Les grands networks savent fédérer un large public sur la durée. Ils ne se concentrent pas uniquement sur des niches, contrairement aux contenus délinéarisés. Or, dans ce nouveau monde qui est le nôtre, il faudra à la fois se concentrer sur l’atteinte de larges communautés, tout en faisant attention à leurs besoins spécifiques, semblables à des attentes de niches.

RSLN : Une des véritables révolutions impliquées par le numérique s’attache à la distribution. En quoi celle-ci est-elle transformée et nécessite une adaptation ?

Joël Ronez : La distribution numérique, c’est majoritairement du marketing, en remplacement de la distribution physique. Il s’agit de connaître les modes de réception du public, de savoir les catégoriser. Un effort important est à mener sur ce plan-là. Le marketing pour le broadcast se positionne en amont, par le biais de sondages qualitatifs notamment. Celui impliqué par les nouveaux formats implique de déplacer les investissements et passe par l’analyse de data.

Pour se réinventer, les marques se doivent de repenser leur système. Cela se traduit par une bonne compréhension de leur écosystème mais aussi par une capacité à investir sur le numérique, en termes de savoir-faire mais aussi sur les plans humain, technique… Savoir faire usage de leur capacité à ne pas être déterminés par leurs anciens modèles.

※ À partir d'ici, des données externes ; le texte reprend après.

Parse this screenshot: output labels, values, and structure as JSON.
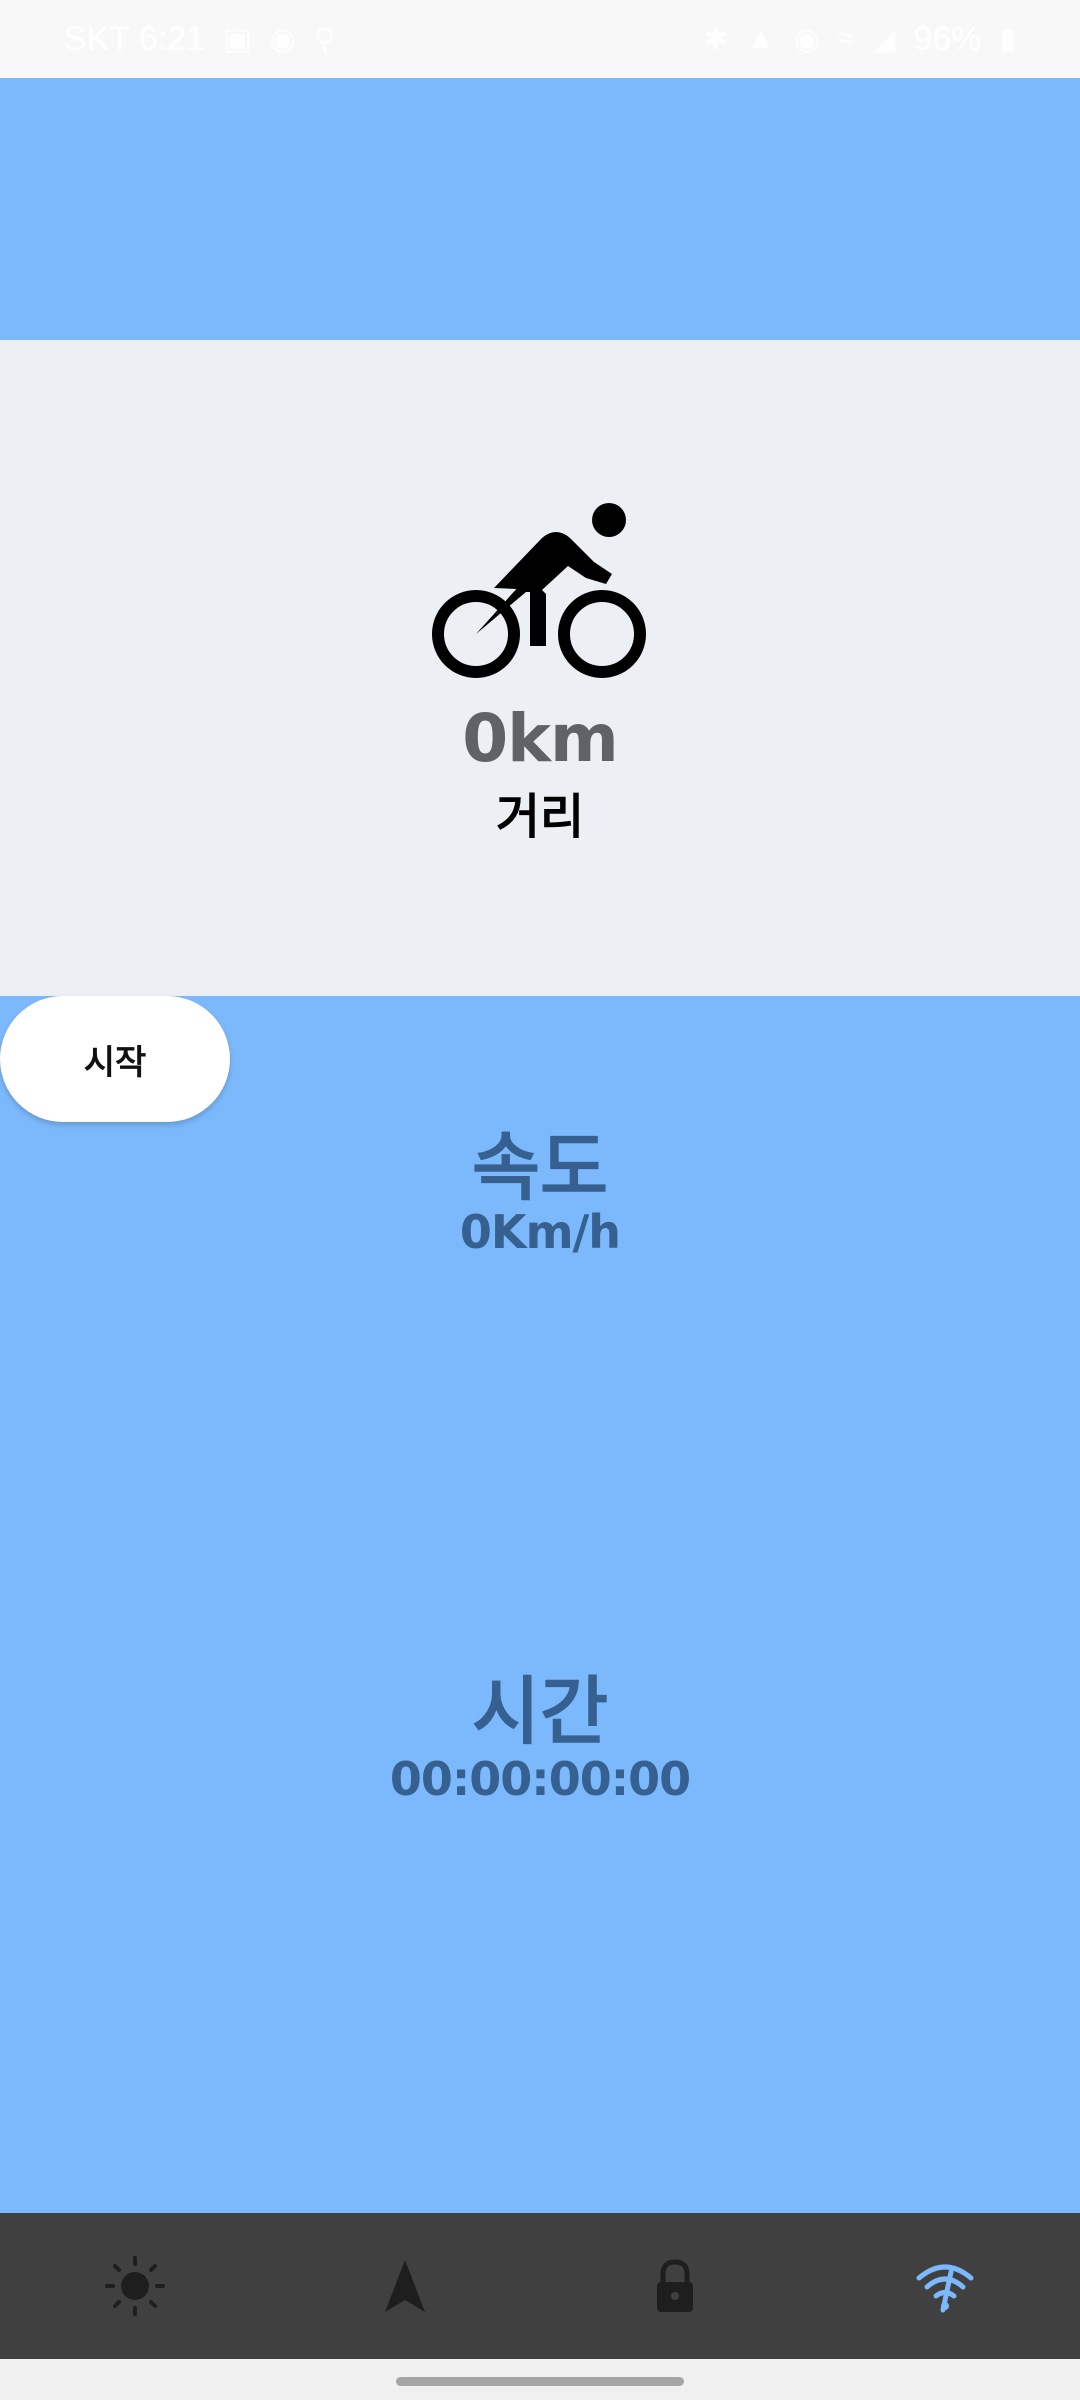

Dans la plupart des grandes boîtes de médias, une bonne part du travail consiste à gérer le déclin et à tout faire pour maintenir un système de distribution qui avait jusqu’alors fait ses preuves. Deux manières de réagir existent aujourd’hui : percevoir le numérique comme incontournable et, dans ce cas-là, investir; gérer le déclin pour continuer à prendre des marges. Mais il est souvent difficile pour les vieilles maisons d’innover, c’est pourquoi la stratégie de mutation passe plutôt par des acquisitions.